Mandelli: Semmai è diminuita. Il malato ha più coscienza dei suoi diritti. Una volta pendeva dalle sue labbra. Oggi non è più così. Ci sono ancora malati con un bassissimo livello culturale, ma guardando alla media non c’è paragone. E poi gioca un ruolo fondamentale quello che il medico sente di poter dare. Deve immedesimarsi nel malato, che qualche volta non ha neanche il coraggio di chiedere. Qualche medico dice «non ho tempo, ho tanto lavoro»… Non è che il malato ha bisogno di molto tempo. Ha bisogno di poco tempo ma dedicato solo a lui.
Vita: È un consiglio ai giovani. Nel libro ne dà molti….
Mandelli: Devono capire cosa vogliono fare. Bisogna amare i malati, cosa che non è di tutti. Se non riescono possono scegliere il laboratorio. Ci sono suggerimenti anche ai medici di famiglia. Sa quante volte mi hanno detto: «Lei è il primo che dopo tanti anni visita mio marito». Il medico di base è il tramite tra malato e specialista e ospedale e assistenza domiciliare. Se non c’è collaborazione…
Vita: Il libro è scritto soprattutto per i pazienti?
Mandelli: A loro sono convinto che serva. Intanto perché sono tante storie che finiscono bene, per fortuna. E poi racconta di malati che hanno tutti un rapporto molto vero con me e i miei medici. Questo deve spingere i pazienti a volere questo tipo di rapporto. Al limite a pretenderlo.
Vita: Non ha mai fatto conto sui politici.
Mandelli: Semmai ho fatto delle cose nonostante loro…

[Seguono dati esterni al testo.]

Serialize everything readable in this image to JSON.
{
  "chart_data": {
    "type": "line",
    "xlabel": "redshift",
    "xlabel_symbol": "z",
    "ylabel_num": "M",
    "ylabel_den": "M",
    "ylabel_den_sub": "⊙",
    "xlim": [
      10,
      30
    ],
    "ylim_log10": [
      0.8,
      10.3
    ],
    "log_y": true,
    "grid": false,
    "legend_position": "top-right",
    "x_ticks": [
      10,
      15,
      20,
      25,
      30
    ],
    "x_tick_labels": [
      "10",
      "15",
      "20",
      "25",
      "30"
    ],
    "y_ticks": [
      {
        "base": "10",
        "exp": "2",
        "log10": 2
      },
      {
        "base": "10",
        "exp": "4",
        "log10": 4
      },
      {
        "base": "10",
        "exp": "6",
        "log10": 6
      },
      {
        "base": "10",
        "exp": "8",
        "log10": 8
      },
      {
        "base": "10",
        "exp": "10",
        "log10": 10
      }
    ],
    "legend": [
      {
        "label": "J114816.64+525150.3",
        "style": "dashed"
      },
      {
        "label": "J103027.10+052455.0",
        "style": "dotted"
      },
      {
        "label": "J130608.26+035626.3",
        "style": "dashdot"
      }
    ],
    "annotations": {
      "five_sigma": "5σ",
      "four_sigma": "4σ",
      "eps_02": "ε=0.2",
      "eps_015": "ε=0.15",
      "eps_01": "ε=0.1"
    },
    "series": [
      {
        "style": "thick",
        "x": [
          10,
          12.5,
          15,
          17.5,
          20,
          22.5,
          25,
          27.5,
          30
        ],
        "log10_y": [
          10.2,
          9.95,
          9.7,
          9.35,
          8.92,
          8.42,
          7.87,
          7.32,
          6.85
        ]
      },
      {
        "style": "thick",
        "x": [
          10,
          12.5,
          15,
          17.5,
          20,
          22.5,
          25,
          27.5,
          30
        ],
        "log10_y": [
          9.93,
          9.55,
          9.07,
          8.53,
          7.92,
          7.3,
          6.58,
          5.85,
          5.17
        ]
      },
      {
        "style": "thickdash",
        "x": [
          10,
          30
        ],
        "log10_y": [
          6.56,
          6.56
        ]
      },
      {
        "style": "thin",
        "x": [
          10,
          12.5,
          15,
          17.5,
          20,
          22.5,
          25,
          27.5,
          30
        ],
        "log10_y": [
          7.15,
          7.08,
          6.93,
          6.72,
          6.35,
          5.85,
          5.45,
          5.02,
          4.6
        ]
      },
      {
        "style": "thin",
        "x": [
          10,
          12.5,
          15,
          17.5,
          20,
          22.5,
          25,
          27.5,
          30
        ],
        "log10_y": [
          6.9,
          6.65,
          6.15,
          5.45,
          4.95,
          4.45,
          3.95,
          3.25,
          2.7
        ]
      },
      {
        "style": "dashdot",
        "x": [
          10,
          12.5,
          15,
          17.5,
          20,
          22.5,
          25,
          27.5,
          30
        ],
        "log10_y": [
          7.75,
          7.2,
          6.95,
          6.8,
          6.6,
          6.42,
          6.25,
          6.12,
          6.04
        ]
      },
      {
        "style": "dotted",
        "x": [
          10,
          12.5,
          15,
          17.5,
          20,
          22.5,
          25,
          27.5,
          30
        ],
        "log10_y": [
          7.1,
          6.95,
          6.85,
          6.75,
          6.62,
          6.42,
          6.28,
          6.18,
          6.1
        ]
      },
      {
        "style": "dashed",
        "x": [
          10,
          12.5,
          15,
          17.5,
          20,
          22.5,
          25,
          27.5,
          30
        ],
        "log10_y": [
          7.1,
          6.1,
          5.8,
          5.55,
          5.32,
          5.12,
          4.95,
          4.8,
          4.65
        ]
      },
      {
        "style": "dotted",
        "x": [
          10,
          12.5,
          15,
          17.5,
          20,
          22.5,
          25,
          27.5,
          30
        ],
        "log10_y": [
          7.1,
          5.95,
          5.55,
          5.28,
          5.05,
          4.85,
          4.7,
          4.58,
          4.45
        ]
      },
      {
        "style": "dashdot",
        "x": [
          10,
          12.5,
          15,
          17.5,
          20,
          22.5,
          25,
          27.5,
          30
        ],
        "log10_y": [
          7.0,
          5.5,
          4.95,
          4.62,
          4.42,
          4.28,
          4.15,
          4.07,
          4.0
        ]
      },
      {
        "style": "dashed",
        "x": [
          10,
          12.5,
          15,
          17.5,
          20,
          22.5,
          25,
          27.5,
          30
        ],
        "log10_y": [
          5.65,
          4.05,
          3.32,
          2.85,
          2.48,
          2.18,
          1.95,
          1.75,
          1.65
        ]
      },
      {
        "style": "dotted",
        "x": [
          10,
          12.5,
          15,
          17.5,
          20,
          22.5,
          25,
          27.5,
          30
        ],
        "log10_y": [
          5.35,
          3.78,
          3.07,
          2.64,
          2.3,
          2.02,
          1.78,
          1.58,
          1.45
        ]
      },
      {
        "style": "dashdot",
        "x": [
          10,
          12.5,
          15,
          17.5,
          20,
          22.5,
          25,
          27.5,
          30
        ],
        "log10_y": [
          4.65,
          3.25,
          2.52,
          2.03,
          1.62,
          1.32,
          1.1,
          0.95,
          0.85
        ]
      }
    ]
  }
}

Vita: Che importanza ha avuto l’Ail?
Mandelli: Dalle prime iniziative, abbiamo capito che dalla vendita dei biglietti o delle stelle di Natale, potevamo avere dei fondi. Cioè fare scelte che non dipendono dalle amministrazioni degli ospedali. Con il tempo abbiamo creato questa struttura di 80 province che hanno una sezione Ail e siamo riusciti a far sì che le risorse facciano la differenza a livello locale. Con Trenta ore per la vita abbiamo fatto nascere degli ospedali dove non c’era il reparto di ematologia. E poi siamo andati avanti in questo modo, fino al recente acquisto della sede di Via Casilina dove ha sede il gruppo Gimema (Gruppo Italiano malattie ematologiche dell’adulto).
Vita: Perché lo avete creato?
Mandelli: Per far sì che a Reggio Calabria come a Palermo si abbiano gli stessi risultati di Torino, Milano o Treviso. Perché è una rete di centri che utilizza gli stessi protocolli finanziati dall’Ail. Questo consente al malato di restare dove abita. Stare vicino a casa è un vantaggio impagabile.
Vita: Lei scrive: «in prima linea c’è il paziente, i parenti e infine i medici».
Mandelli: Non puoi non tener conto del ruolo che hanno la moglie, i figli, i parenti. Anche un ragazzo che ha 20 anni si rivolge ai genitori quando è malato. Quante volte la scelta di un paziente è fatta anche sulla base di pareri dati dai familiari. E il medico deve muoversi in questa situazione, mettendo il malato al primo posto. Deve consigliarlo, magari evitando di dire: «ci sono due strade, scelga lei». È preferibile dica quale strada consiglia, quale scelta suggerisce. Poi la decisione è del malato.
Vita: Lei raccomanda di immedesimarsi nei pazienti, di avere l’umiltà di mettersi sempre in gioco. È possibile insegnarlo?
Mandelli: Credo di no. È qualcosa che uno deve trovare dentro di sé. Forse bisogna avere una dote, quella di non pensare troppo prima di decidere. Le sembrerà strano ma se uno prima di prendere una decisione si ferma troppo a lungo… Io non l’ho mai fatto. Qualche volta ho sbagliato. Forse anche spesso. Ma è come quando uno deve decidere per un malato. Bisogna fidarsi dell’intuito. E buttarsi.